Namun demikian, debitur tetap harus mewaspadai dan mempertimbangkan kebijakan penyaluran kredit yang berlaku di tiap bank. Karena persetujuan permohonan kredit ditentukan oleh kewenangan dan kebijakan bank masing-masing.
Sehingga, bisa saja bank memutuskan untuk tidak menyalurkan kredit karena calon debitur memiliki hubungan dengan debitur lain yang memiliki status kolektibilitas buruk. Terutama jika bentuk hubungannya adalah pernikahan atau suami-istri.
Seperti diketahui, beberapa pengajuan kredit—misalnya Kredit Pemilikan Rumah (KPR)—mensyaratkan data suami dan istri.

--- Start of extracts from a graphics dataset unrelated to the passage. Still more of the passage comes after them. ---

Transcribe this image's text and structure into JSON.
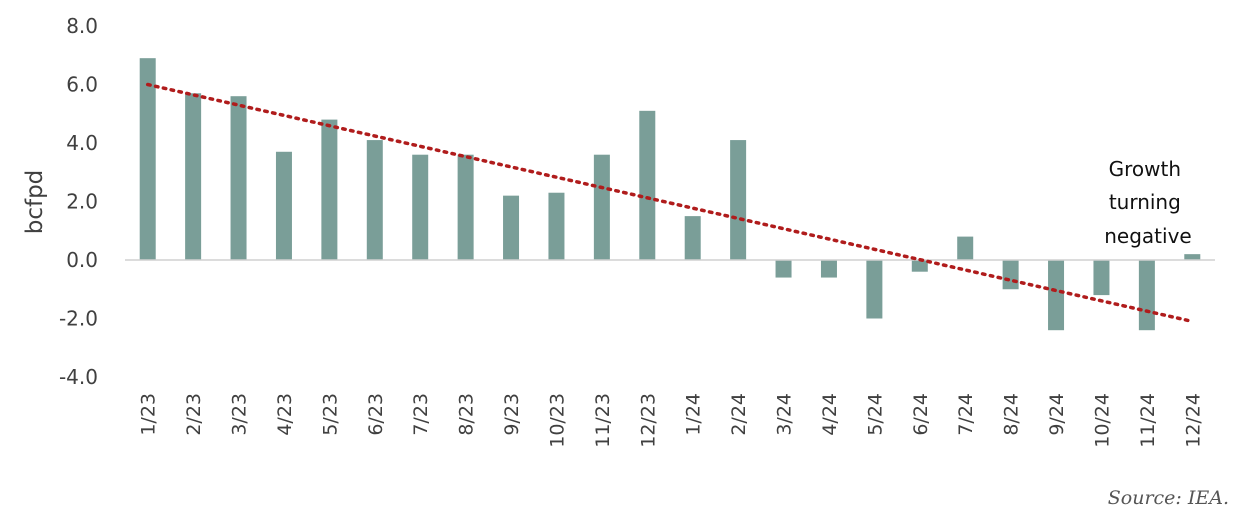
{
  "chart_data": {
    "type": "bar",
    "ylabel": "bcfpd",
    "xlabel": "",
    "ylim": [
      -4.0,
      8.0
    ],
    "yticks": [
      "8.0",
      "6.0",
      "4.0",
      "2.0",
      "0.0",
      "-2.0",
      "-4.0"
    ],
    "ytick_values": [
      8,
      6,
      4,
      2,
      0,
      -2,
      -4
    ],
    "categories": [
      "1/23",
      "2/23",
      "3/23",
      "4/23",
      "5/23",
      "6/23",
      "7/23",
      "8/23",
      "9/23",
      "10/23",
      "11/23",
      "12/23",
      "1/24",
      "2/24",
      "3/24",
      "4/24",
      "5/24",
      "6/24",
      "7/24",
      "8/24",
      "9/24",
      "10/24",
      "11/24",
      "12/24"
    ],
    "values": [
      6.9,
      5.7,
      5.6,
      3.7,
      4.8,
      4.1,
      3.6,
      3.6,
      2.2,
      2.3,
      3.6,
      5.1,
      1.5,
      4.1,
      -0.6,
      -0.6,
      -2.0,
      -0.4,
      0.8,
      -1.0,
      -2.4,
      -1.2,
      -2.4,
      0.2
    ],
    "trendline": {
      "style": "dotted",
      "start": 6.0,
      "end": -2.1
    },
    "annotation": {
      "lines": [
        "Growth",
        "turning",
        "negative"
      ]
    },
    "grid": false,
    "colors": {
      "bar": "#7a9e98",
      "trend": "#b01c1c",
      "axis": "#d0d0d0"
    }
  },
  "source": "Source: IEA."
}
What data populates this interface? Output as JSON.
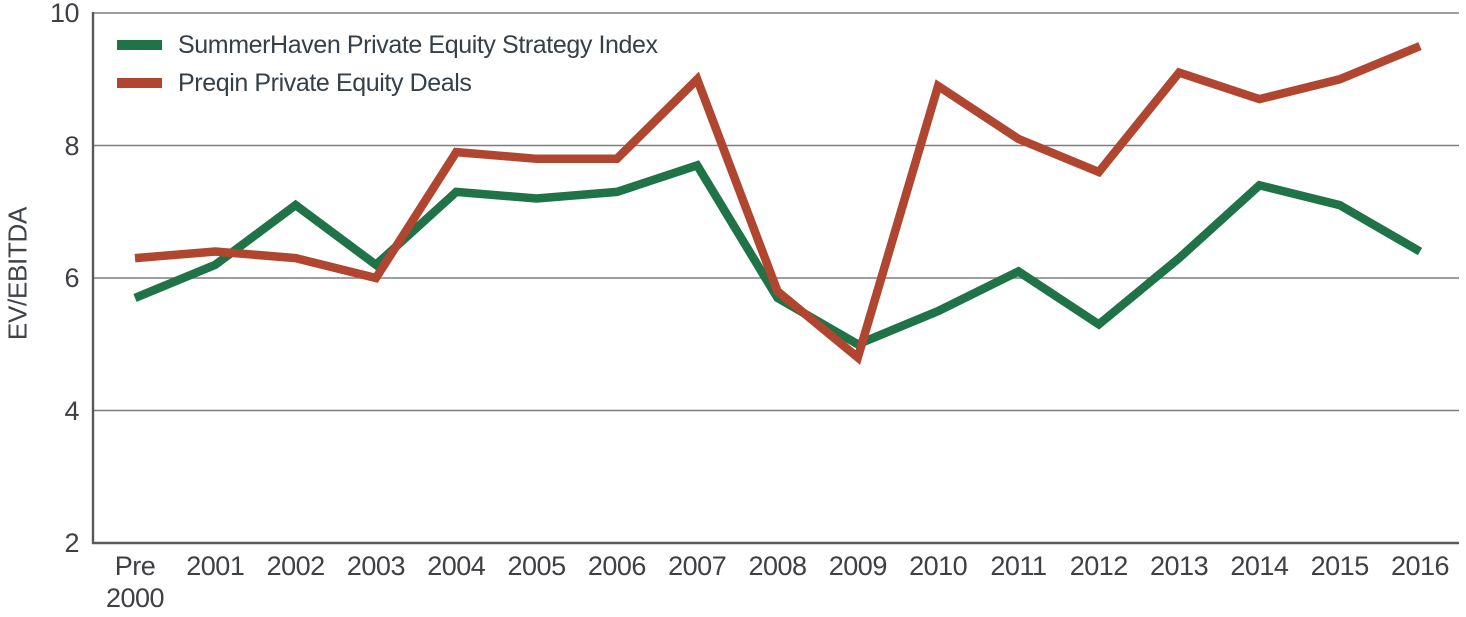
{
  "chart_data": {
    "type": "line",
    "title": "",
    "xlabel": "",
    "ylabel": "EV/EBITDA",
    "ylim": [
      2,
      10
    ],
    "yticks": [
      2,
      4,
      6,
      8,
      10
    ],
    "grid": "horizontal gridlines at 4, 6, 8, 10; left and bottom axis lines; no right border",
    "legend_position": "top-left inside plot",
    "categories": [
      "Pre 2000",
      "2001",
      "2002",
      "2003",
      "2004",
      "2005",
      "2006",
      "2007",
      "2008",
      "2009",
      "2010",
      "2011",
      "2012",
      "2013",
      "2014",
      "2015",
      "2016"
    ],
    "series": [
      {
        "name": "SummerHaven Private Equity Strategy Index",
        "color": "#1f7346",
        "values": [
          5.7,
          6.2,
          7.1,
          6.2,
          7.3,
          7.2,
          7.3,
          7.7,
          5.7,
          5.0,
          5.5,
          6.1,
          5.3,
          6.3,
          7.4,
          7.1,
          6.4
        ]
      },
      {
        "name": "Preqin Private Equity Deals",
        "color": "#b0462f",
        "values": [
          6.3,
          6.4,
          6.3,
          6.0,
          7.9,
          7.8,
          7.8,
          9.0,
          5.8,
          4.8,
          8.9,
          8.1,
          7.6,
          9.1,
          8.7,
          9.0,
          9.5
        ]
      }
    ]
  },
  "colors": {
    "background": "#ffffff",
    "text": "#3f4044",
    "legend_text": "#343f49",
    "gridline": "#7d7e80",
    "axis": "#58595b"
  }
}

Selain KPR, pengajuan kredit dengan agunan oleh suami atau istri juga mensyaratkan persetujuan pasangan.
Melansir OCBC NISP (22/10), ini terjadi karena suami istri terikat dalam hubungan pernikahan secara hukum dan dalam pernikahan terhadi pencampuran harta, sehingga status kolektibilitasnya dapat saling memengaruhi.
Sesuai UU No. 1/1974 tentang Perkawinan Pasal 35 Ayat (1), yang menyebutkan di mana ada perkawinan, maka akan terjadi suatu pencampuran harta, kecuali ada perjanjian kawin yaitu perjanjian pisah harta.